A method for detecting microorganisms,
(1) filtering a fluid using a filtration membrane,
(2) immersing the filtration membrane in a liquid medium and culturing the microorganisms captured by the filtration membrane;
(3) a step of concentrating the culture,
(4) extracting microbial DNA from the concentrated culture,
(5) A method for detecting a microorganism, comprising the steps of: performing PCR using the extracted DNA as a template; and (6) detecting the obtained PCR product. The method according to claim 1, further comprising a step of rinsing the obtained filtration membrane after the step (1). The method according to claim 1 or 2, wherein the culture time in the step (2) is from 5 hours to 24 hours. The method according to claim 1, 2 or 3, wherein the microorganism is a fungus or a bacterium. 5. The method according to claim 1, wherein the filtration membrane has a pore size of 0.2 to 0.45 [mu] m.

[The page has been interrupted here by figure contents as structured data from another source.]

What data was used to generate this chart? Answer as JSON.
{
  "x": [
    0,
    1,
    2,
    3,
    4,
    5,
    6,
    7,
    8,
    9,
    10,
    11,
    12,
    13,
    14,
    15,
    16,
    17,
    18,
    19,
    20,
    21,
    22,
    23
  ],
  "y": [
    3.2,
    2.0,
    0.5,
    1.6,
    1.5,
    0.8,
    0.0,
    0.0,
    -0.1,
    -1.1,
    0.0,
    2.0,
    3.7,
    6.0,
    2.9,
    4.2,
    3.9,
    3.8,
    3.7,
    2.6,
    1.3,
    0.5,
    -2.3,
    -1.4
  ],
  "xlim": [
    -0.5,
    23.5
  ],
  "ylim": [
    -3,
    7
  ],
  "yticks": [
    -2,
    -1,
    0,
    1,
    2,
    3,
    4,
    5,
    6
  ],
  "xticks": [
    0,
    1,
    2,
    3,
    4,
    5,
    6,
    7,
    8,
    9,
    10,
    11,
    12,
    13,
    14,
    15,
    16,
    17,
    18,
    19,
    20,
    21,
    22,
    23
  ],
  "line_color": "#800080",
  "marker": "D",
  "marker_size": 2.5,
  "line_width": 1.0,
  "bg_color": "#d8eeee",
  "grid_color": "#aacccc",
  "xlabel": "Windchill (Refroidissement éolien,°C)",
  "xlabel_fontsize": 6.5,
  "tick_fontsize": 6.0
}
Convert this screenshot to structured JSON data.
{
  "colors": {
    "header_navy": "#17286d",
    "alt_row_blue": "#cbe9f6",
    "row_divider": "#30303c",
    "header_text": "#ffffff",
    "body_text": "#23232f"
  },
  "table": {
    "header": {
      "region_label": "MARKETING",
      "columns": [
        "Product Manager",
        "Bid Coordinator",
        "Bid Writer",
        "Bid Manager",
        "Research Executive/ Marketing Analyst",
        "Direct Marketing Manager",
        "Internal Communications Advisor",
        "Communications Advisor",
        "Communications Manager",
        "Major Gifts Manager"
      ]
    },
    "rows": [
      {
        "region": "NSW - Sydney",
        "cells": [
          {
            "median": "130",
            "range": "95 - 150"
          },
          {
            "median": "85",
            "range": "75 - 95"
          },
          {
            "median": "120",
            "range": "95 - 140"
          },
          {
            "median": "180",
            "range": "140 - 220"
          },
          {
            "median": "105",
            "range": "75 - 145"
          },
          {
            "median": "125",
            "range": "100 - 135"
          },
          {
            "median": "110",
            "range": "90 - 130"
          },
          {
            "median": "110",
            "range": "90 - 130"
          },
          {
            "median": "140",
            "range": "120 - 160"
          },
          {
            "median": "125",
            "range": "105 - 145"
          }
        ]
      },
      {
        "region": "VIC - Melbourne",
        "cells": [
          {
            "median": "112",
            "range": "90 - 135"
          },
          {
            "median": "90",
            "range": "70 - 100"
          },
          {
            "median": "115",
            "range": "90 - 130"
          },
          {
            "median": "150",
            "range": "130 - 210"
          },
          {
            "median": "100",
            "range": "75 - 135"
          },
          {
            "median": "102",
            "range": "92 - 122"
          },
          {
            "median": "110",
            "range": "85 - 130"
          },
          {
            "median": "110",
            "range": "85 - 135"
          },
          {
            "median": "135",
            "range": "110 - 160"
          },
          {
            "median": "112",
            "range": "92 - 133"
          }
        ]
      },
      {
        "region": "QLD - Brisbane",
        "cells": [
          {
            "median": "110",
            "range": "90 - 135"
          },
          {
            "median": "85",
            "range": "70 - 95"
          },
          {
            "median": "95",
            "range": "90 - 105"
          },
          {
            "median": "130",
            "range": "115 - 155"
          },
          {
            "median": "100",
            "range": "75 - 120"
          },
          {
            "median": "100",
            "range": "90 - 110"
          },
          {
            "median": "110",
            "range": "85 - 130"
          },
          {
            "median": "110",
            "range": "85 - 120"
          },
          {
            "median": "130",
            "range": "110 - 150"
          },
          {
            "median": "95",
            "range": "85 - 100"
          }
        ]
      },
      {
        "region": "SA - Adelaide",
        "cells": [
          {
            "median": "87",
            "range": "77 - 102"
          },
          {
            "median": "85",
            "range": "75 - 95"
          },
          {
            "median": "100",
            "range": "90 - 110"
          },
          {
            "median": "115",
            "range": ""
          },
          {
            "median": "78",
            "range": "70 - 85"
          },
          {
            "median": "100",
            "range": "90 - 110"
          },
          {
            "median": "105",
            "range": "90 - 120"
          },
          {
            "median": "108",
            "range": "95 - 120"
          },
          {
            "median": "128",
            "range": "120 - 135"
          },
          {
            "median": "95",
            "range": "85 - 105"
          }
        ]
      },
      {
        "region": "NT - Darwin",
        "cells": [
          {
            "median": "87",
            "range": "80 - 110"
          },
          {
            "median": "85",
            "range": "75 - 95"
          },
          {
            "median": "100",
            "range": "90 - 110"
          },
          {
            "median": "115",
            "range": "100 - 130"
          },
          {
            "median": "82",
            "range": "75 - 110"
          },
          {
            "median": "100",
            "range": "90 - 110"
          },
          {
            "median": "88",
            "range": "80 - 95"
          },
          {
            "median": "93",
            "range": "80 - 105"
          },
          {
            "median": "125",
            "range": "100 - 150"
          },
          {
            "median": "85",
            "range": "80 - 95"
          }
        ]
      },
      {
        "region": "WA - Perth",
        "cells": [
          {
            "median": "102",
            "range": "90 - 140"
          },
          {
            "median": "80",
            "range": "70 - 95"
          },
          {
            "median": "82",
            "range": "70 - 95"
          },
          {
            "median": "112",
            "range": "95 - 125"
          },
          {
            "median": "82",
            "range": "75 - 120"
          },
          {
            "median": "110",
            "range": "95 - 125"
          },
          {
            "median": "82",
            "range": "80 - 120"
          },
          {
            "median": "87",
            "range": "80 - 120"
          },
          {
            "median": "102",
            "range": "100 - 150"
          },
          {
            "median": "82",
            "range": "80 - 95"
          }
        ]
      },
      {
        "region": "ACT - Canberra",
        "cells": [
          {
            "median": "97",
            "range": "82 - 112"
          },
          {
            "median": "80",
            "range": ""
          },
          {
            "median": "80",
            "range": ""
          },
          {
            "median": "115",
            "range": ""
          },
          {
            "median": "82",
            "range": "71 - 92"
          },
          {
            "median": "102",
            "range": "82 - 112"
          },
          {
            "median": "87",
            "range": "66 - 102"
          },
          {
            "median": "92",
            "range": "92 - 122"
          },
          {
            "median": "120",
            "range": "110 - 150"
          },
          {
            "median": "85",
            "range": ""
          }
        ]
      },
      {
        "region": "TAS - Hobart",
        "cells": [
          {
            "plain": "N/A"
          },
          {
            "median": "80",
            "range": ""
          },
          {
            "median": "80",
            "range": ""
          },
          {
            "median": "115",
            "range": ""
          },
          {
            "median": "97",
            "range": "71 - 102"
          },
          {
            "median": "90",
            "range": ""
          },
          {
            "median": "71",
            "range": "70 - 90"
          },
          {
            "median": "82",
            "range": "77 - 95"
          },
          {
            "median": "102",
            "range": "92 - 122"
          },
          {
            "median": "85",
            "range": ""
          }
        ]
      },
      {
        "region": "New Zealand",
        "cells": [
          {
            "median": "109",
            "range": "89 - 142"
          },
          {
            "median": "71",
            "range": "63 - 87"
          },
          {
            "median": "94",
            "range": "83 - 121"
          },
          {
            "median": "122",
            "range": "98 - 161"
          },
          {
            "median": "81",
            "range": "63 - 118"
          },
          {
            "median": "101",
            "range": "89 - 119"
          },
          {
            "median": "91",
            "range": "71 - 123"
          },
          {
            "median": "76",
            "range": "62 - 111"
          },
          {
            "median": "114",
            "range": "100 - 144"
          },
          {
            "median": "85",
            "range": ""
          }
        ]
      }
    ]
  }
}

The method according to claim 1, 2, 3, 4, or 5, wherein the PCR in the step (5) is performed using two types of primers each having the nucleotide sequence shown in SEQ ID NO: 1 and SEQ ID NO: 2, respectively. The PCR in the step (5) was carried out using two types of primers each having the nucleotide sequence shown in SEQ ID NO: 4 and SEQ ID NO: 5, or two types of primers each having the nucleotide sequence shown in SEQ ID NO: 4 and SEQ ID NO: 6, respectively. 6. The method according to claim 1, 2, 3, 4 or 5, wherein the method is implemented using. The method according to claim 1, 2, 3, 4, 5, 6, or 7, wherein the detection in the step (6) is performed by an electrophoresis or hybridization assay using an agarose gel. The method according to claim 1, 2, 3, 4, 5, 6, 7, or 8, wherein the fluid is a gas or a liquid. 10. The method of claim 9, wherein the liquid is a tissue or tissue equivalent immersion liquid, an organ immersion liquid, or blood. The method according to claim 10, wherein the tissue equivalent is cultured skin or cultured cornea. The method according to claim 11, wherein the cultured skin is cultured epidermis, cultured dermis, or complex cultured skin.